Tout autre chose, vous avez réagi sur Facebook à l’interview de Pierre Moscovici publiée la semaine dernière dans nos colonnes, surtout à la partie sur les lanceurs d’alerte. Voulez-vous répondre à Moscovici dans ces mêmes colonnes ?

Je peux entendre un certain nombre de choses qu’il dit, c’est vrai que la Commission fait un certain nombre de choses dans la lutte contre l’évasion fiscale, mais le rôle d’un homme politique n’est pas de toujours serrer les fesses et de tenir cette langue de bois incroyable. Là, le procès fait à Antoine Deltour, Raphaël Halet et Édouard Perrin, est un procès inique. Ces gens-là nous ont fait du bien. Grâce à eux, nous sommes informés de ces fameux tax rulings qui sont des ignominies. C’est de là que viennent de nombreuses difficultés financières de nombreux États. Les multinationales, avec la complicité de pays comme le Luxembourg, mais aussi d’Ernst & Young… (il réfléchit, cherche ses mots), on voit bien que le vol est manifeste.
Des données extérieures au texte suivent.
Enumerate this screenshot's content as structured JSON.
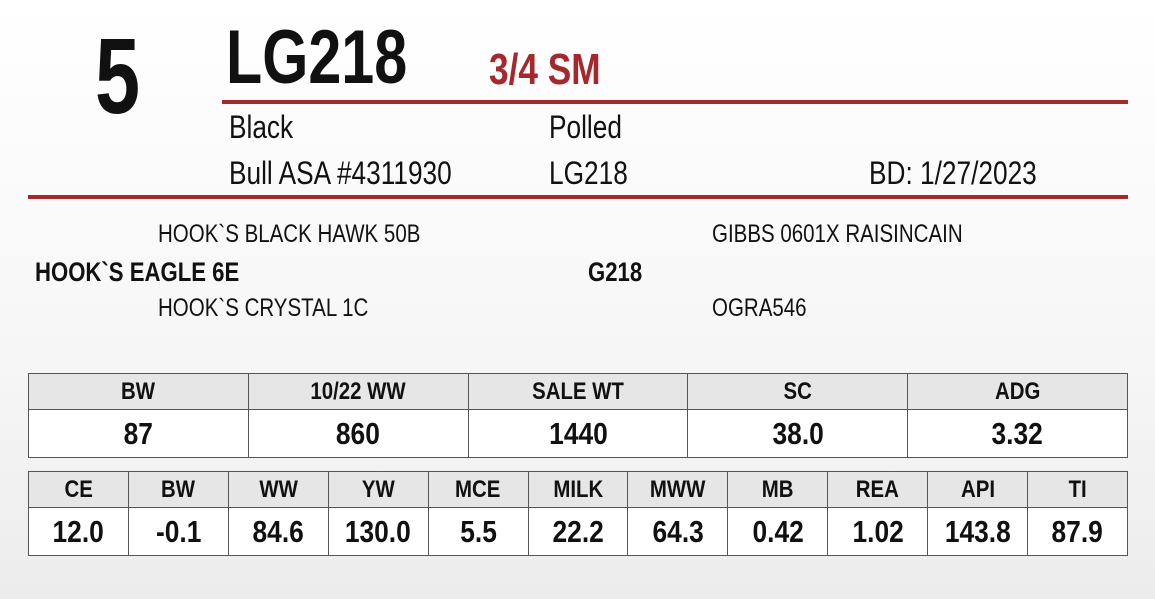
{
  "header": {
    "lot": "5",
    "id": "LG218",
    "breed": "3/4 SM",
    "color": "Black",
    "horn": "Polled",
    "registration": "Bull ASA #4311930",
    "tattoo": "LG218",
    "birth_date": "BD: 1/27/2023"
  },
  "pedigree": {
    "sire": "HOOK`S EAGLE 6E",
    "sire_sire": "HOOK`S BLACK HAWK 50B",
    "sire_dam": "HOOK`S CRYSTAL 1C",
    "dam": "G218",
    "dam_sire": "GIBBS 0601X RAISINCAIN",
    "dam_dam": "OGRA546"
  },
  "performance": {
    "headers": [
      "BW",
      "10/22 WW",
      "SALE WT",
      "SC",
      "ADG"
    ],
    "values": [
      "87",
      "860",
      "1440",
      "38.0",
      "3.32"
    ]
  },
  "epds": {
    "headers": [
      "CE",
      "BW",
      "WW",
      "YW",
      "MCE",
      "MILK",
      "MWW",
      "MB",
      "REA",
      "API",
      "TI"
    ],
    "values": [
      "12.0",
      "-0.1",
      "84.6",
      "130.0",
      "5.5",
      "22.2",
      "64.3",
      "0.42",
      "1.02",
      "143.8",
      "87.9"
    ]
  }
}
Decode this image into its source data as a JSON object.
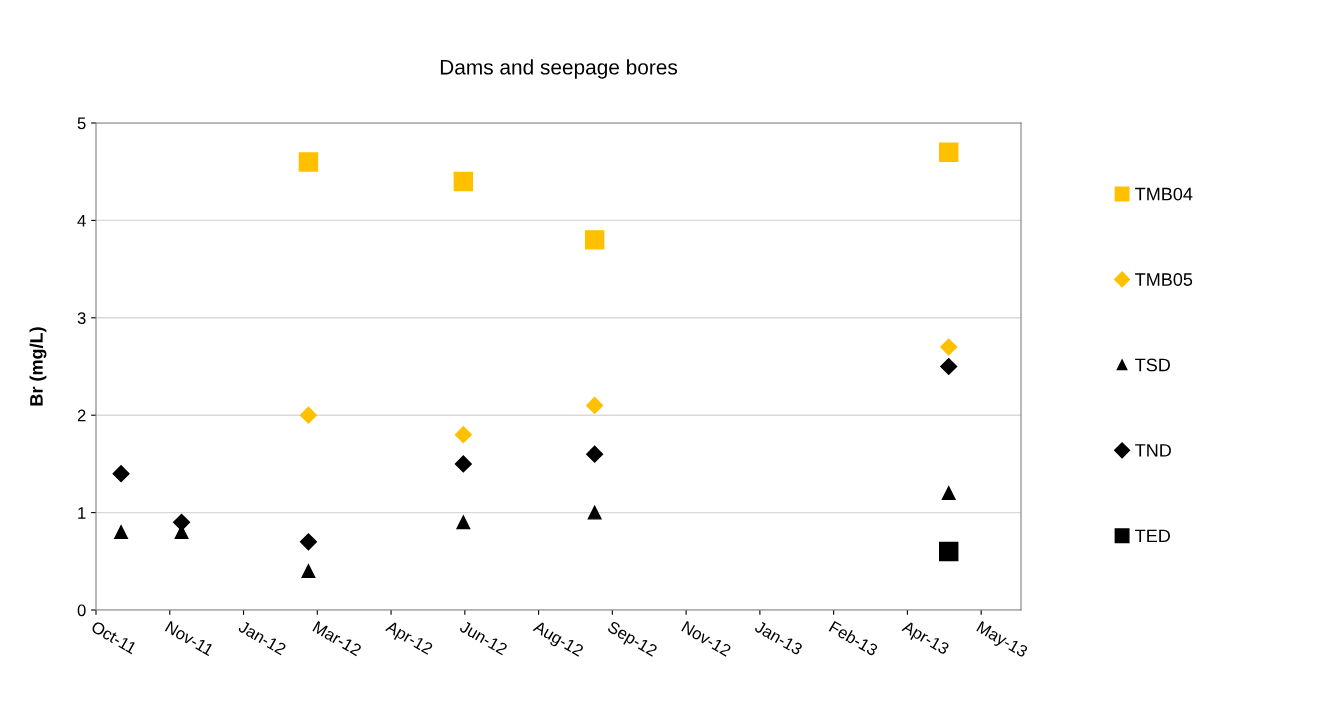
{
  "chart_data": {
    "type": "scatter",
    "title": "Dams and seepage bores",
    "ylabel": "Br (mg/L)",
    "xlim": [
      "2011-10-09",
      "2013-06-27"
    ],
    "ylim": [
      0,
      5
    ],
    "yticks": [
      0,
      1,
      2,
      3,
      4,
      5
    ],
    "xticks": [
      {
        "value": "2011-10-09",
        "label": "Oct-11"
      },
      {
        "value": "2011-11-28",
        "label": "Nov-11"
      },
      {
        "value": "2012-01-17",
        "label": "Jan-12"
      },
      {
        "value": "2012-03-07",
        "label": "Mar-12"
      },
      {
        "value": "2012-04-26",
        "label": "Apr-12"
      },
      {
        "value": "2012-06-15",
        "label": "Jun-12"
      },
      {
        "value": "2012-08-04",
        "label": "Aug-12"
      },
      {
        "value": "2012-09-23",
        "label": "Sep-12"
      },
      {
        "value": "2012-11-12",
        "label": "Nov-12"
      },
      {
        "value": "2013-01-01",
        "label": "Jan-13"
      },
      {
        "value": "2013-02-20",
        "label": "Feb-13"
      },
      {
        "value": "2013-04-11",
        "label": "Apr-13"
      },
      {
        "value": "2013-05-31",
        "label": "May-13"
      }
    ],
    "grid": "y",
    "legend": "right",
    "series": [
      {
        "name": "TMB04",
        "color": "#ffc000",
        "marker": "square",
        "x": [
          "2012-03-01",
          "2012-06-14",
          "2012-09-11",
          "2013-05-09"
        ],
        "values": [
          4.6,
          4.4,
          3.8,
          4.7
        ]
      },
      {
        "name": "TMB05",
        "color": "#ffc000",
        "marker": "diamond",
        "x": [
          "2012-03-01",
          "2012-06-14",
          "2012-09-11",
          "2013-05-09"
        ],
        "values": [
          2.0,
          1.8,
          2.1,
          2.7
        ]
      },
      {
        "name": "TSD",
        "color": "#000000",
        "marker": "triangle",
        "x": [
          "2011-10-26",
          "2011-12-06",
          "2012-03-01",
          "2012-06-14",
          "2012-09-11",
          "2013-05-09"
        ],
        "values": [
          0.8,
          0.8,
          0.4,
          0.9,
          1.0,
          1.2
        ]
      },
      {
        "name": "TND",
        "color": "#000000",
        "marker": "diamond",
        "x": [
          "2011-10-26",
          "2011-12-06",
          "2012-03-01",
          "2012-06-14",
          "2012-09-11",
          "2013-05-09"
        ],
        "values": [
          1.4,
          0.9,
          0.7,
          1.5,
          1.6,
          2.5
        ]
      },
      {
        "name": "TED",
        "color": "#000000",
        "marker": "square",
        "x": [
          "2013-05-09"
        ],
        "values": [
          0.6
        ]
      }
    ]
  }
}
J’ai assisté au premier jour du procès et j’ai essayé de me mettre dans le cerveau des magistrats et du président du tribunal. On voyait bien qu’il ne voulait pas aller sur le terrain de la justice, on voyait bien que c’était une absence totale de justice et que c’était un jugement politique. Ce que j’attends d’un homme politique comme Moscovici, qui se dit socialiste, c’est qu’il ait au moins une parole forte en disant que ce procès n’est pas possible. Qu’il faut relaxer ces gens-là*. Je sais que ce n’est pas le souhait du gouvernement luxembourgeois, car si on relaxe ces trois-là, c’est la porte ouverte, après, à d’autres lanceurs d’alerte. Mais le problème de la justice, c’est d’être juste, pas de prendre en compte ces considérations politiques et économiques.

Entretien avec Pablo Chimienti

* Antoine Deltour et Raphaël Halet ont été condamnés mercredi à Luxembourg à 12 et 9 mois de prison avec sursis. Édouard Perrin a été acquitté.